~欢迎你!第 AmazingCounters.com 位造访者

ACM: SGU 101 Domino- 欧拉回路-并查集

sgu 101 - Domino
Time Limit:250MS     Memory Limit:4096KB     64bit IO Format:%I64d & %I64u

Description

Dominoes – game played with small, rectangular blocks of wood or other material, each identified by a number of dots, or pips, on its face. The blocks usually are called bones, dominoes, or pieces and sometimes men, stones, or even cards.
The face of each piece is divided, by a line or ridge, into two squares, each of which is marked as would be a pair of dice...

The principle in nearly all modern dominoes games is to match one end of a piece to another that is identically or reciprocally numbered.

ENCYCLOPÆDIA BRITANNICA

 

Given a set of domino pieces where each side is marked with two digits from 0 to 6. Your task is to arrange pieces in a line such way, that they touch through equal marked sides. It is possible to rotate pieces changing left and right side.

 

Input

The first line of the input contains a single integer N (1 ≤ N ≤ 100) representing the total number of pieces in the domino set. The following N lines describe pieces. Each piece is represented on a separate line in a form of two digits from 0 to 6 separated by a space.

 

Output

Write “No solution” if it is impossible to arrange them described way. If it is possible, write any of way. Pieces must be written in left-to-right order.

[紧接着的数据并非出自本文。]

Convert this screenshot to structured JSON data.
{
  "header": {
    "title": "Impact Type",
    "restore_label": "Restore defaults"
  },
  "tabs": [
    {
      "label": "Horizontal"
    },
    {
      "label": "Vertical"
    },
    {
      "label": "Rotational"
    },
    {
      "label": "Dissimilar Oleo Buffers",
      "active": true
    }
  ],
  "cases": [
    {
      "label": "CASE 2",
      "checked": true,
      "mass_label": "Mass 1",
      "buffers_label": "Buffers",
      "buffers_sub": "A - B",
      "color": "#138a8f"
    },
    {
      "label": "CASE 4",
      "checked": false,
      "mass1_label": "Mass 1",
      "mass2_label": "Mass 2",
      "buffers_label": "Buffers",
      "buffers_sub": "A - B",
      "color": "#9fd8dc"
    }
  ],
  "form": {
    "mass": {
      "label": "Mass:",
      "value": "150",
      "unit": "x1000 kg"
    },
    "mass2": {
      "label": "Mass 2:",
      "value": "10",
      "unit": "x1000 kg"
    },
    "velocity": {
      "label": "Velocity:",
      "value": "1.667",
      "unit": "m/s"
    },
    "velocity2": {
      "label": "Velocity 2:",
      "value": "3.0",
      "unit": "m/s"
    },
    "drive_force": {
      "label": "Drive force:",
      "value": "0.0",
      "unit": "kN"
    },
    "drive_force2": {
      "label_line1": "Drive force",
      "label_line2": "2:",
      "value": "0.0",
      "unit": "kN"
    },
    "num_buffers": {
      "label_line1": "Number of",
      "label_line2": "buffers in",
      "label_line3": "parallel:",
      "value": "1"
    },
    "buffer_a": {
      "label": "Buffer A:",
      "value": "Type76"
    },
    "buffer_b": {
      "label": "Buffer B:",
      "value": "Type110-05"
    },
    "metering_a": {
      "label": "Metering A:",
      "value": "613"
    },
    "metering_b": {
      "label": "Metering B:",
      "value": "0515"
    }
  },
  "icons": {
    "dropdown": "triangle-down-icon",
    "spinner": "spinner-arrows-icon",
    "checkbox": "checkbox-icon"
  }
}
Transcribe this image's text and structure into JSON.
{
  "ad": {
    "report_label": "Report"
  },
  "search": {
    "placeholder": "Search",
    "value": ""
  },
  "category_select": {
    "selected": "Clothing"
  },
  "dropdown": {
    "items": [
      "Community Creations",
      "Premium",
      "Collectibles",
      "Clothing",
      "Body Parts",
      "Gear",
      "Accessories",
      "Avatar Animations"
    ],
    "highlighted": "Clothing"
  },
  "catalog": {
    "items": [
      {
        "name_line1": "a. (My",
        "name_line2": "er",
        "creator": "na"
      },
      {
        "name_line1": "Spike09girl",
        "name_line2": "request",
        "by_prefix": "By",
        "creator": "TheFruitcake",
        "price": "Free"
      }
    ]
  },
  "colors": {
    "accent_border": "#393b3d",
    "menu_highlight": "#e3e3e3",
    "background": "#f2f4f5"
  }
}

Every of N lines must contains number of current domino piece and sign “+” or “-“ (first means that you not rotate that piece, and second if you rotate it).

 

Sample Input

5
1 2
2 4
2 4
6 4
2 1

Sample Output

2 -
5 +
1 +
3 +
4 -

//这个题目做了我一个晚上,有点头晕,还是要让自己保持冷静啊。。。



//多米诺骨牌有两个面,每个面有一个数字,相同的数字只能推倒相同数字面的骨牌,骨牌可以转向,给出的数字是严格的正面反面,问是否能推到所有的骨牌。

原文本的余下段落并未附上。